Boston’s Spark Capital and New York’s Union Square Ventures are the lead co-investors in a $4.5 million Series B financing round for Tumblr, a tiny New York-based startup that offers a stripped down, extremely user-friendly “microblogging” platform.
The investment, announced this morning, is a huge boost over the startup’s $775,000 initial financing, led last year by Spark and Union Square. Up to now, the core team at Tumblr has consisted of just three people, counting its 22-year-old founder, programmer-entrepreneur David Karp. But the investment has already allowed the company to hire a real executive team, starting with its new president John Maloney, a veteran of CNET and UrbanBaby.com.
While there are plenty of free or low-cost blogging platforms such as WordPress, LiveJournal, and Vox, Tumblr has set itself apart by making it easy for users to create short, media-rich posts, often simply by uploading a single quote, link, photograph, song, or video. There’s also a social-networking element to the system: from the main Tumblr dashboard (pictured here), users can browse new posts from their Tumblr friends, and can re-blog the posts they like. (Full disclosure: I’ve been using Tumblr for my own personal blog since late 2007.)

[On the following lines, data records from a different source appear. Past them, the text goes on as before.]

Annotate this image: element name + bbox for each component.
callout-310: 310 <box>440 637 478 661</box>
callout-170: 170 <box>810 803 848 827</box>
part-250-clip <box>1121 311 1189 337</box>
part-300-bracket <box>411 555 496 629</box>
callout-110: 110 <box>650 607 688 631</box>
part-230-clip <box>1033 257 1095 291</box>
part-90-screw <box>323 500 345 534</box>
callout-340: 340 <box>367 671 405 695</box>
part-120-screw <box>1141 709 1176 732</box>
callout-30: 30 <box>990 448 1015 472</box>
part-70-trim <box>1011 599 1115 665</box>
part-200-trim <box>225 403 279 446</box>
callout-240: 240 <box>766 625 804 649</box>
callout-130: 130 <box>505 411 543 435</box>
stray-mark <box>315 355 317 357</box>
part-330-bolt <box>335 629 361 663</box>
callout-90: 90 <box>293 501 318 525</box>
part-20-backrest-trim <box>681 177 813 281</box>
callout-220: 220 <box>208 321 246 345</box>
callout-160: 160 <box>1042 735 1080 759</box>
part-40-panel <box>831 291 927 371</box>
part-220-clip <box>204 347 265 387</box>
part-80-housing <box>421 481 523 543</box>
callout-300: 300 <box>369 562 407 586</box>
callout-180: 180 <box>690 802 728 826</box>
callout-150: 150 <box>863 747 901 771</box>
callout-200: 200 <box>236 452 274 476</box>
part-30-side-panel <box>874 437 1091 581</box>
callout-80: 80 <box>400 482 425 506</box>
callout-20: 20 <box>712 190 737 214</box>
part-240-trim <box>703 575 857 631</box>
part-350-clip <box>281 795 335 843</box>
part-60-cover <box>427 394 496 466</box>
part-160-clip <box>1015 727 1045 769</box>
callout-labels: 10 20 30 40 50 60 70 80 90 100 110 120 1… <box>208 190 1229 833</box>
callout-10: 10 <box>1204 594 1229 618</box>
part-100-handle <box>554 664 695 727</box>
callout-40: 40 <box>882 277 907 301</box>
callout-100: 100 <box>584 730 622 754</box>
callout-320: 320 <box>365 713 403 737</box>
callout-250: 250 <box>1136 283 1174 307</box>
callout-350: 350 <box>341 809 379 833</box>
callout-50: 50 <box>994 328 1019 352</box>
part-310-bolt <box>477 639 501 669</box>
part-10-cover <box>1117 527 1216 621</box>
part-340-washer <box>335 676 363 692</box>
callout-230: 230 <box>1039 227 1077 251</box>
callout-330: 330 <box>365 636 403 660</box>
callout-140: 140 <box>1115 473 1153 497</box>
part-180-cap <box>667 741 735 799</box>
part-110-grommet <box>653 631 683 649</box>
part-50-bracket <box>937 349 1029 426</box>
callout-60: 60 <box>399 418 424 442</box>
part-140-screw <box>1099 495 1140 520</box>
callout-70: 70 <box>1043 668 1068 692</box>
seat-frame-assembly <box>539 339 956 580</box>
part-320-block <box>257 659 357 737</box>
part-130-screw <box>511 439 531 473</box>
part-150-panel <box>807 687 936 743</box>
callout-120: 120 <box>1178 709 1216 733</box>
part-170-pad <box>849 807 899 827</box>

Before founding Tumblr, Karp worked with Maloney for three years at UrbanBaby, a New York-focused discussion site for parents of young children that’s part of CBS’s CNET division. “John’s focus on operations and business frees me to lead product development and scale our platform,” Karp said in a statement. The company plans to launch premium services next year that will start bringing in revenue.